Throughout the book, Hill presents a science-fiction tale of epic proportions, an emotion-driven story with likeable—as well as dislikable—characters and an intellectual read with themes of deep meaning and purpose (from life and death to trust, betrayal, love and hate).
The book’s premise revolves around a worldwide plague in the form of a deadly and contagious virus called Draco incendia trychophyton, or Dragonscale for short, which causes infected personnel to break out in black and gold-specked spores all over their body and eventually spontaneously combust.
Patients start off smoking from their skin and getting hotter and hotter until they burst into flames and burn to death. It is a pretty extreme version of the zombie apocalypse plot.
Our main character is Nurse Harper Grayson, a kind and generous woman who, before the end of the world, worked at an elementary school clinic. Now she hums Mary Poppins sing-a-longs while volunteering at the local hospital to assist in treating the infected, despite there being no cure for the disease.

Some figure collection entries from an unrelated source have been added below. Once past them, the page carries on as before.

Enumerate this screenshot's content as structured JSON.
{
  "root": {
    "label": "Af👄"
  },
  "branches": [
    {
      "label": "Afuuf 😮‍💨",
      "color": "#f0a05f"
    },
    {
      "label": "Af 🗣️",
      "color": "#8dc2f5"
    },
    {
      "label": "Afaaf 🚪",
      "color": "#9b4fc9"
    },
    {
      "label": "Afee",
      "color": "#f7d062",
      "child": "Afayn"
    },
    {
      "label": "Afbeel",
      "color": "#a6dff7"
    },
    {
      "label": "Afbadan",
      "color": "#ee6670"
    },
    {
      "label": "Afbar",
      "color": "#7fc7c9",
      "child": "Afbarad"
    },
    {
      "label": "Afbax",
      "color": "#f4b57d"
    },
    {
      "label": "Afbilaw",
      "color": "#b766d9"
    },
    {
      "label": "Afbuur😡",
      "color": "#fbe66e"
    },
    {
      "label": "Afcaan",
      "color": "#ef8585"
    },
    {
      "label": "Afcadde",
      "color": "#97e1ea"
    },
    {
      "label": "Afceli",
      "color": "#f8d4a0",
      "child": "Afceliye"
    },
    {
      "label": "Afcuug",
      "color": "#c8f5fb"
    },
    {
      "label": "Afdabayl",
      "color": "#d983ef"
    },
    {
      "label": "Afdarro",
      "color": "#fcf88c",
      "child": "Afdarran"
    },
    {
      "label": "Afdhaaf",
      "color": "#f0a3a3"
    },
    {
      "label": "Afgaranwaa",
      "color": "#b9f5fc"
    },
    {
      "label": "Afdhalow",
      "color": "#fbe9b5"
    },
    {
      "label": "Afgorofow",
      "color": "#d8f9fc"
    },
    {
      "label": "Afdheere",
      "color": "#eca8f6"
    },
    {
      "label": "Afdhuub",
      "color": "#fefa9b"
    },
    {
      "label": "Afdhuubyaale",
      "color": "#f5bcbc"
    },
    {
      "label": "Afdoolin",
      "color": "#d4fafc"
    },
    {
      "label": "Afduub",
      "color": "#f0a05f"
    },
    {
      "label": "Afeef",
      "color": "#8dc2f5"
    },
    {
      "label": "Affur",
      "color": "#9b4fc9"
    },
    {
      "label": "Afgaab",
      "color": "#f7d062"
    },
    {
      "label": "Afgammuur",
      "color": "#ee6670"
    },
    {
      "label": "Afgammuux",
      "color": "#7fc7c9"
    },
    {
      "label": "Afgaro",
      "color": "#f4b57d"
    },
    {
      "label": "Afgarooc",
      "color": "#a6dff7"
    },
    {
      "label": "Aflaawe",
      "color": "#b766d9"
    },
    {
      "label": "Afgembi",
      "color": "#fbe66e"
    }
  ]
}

The hospital, however, burns to the ground when one too many patients catch fire at the same time. Harper soon finds that she too is infected with the spore. On top of that, she discovers she is pregnant, and her husband Jakob believes she is to blame for getting infected with Dragonscale and thinks she has spread it to him as well.
Without revealing too many spoilers, I can say Jakob becomes enraged and later attempts to kill Harper and her unborn baby before she is rescued by John Rookwood (a.k.a. the fireman), who seems to have the ability to control the fire from his Dragonscale.
He, along with two mysterious kids in Halloween masks, take her to a refugee camp where hundreds of people (all infected with Dragonscale) live in hiding. This is just where the story begins. Action, revelations, twists and tear-jerking moments ensue.
What initially attracted me to this book was the fact that the main character shared by last name (for the first part of the book at least) and that it was written by Stephen King’s son. I am a big fan of King’s work, and Hill has a similar writing style.
Nevertheless, after reading the first few chapters of “The Fireman,” I soon realized I was in for something much more than just a Stephen King knock-off. Hill was able to create an entire fictional world within “The Fireman,” an apocalyptic reality different than anything ever seen before. Hill’s world is completely immersive.
It is perfectly possible and even easy to forget you are reading a novel at all while flipping through the pages of “The Fireman.” The settings in the story are so life-like and descriptive that it seems one could be reading in his or her living room one minute and shining in the bright at Camp Wyndham the next.
Once a reader gets into the story, this monstrous 768-page book becomes an exciting and relatively quick read.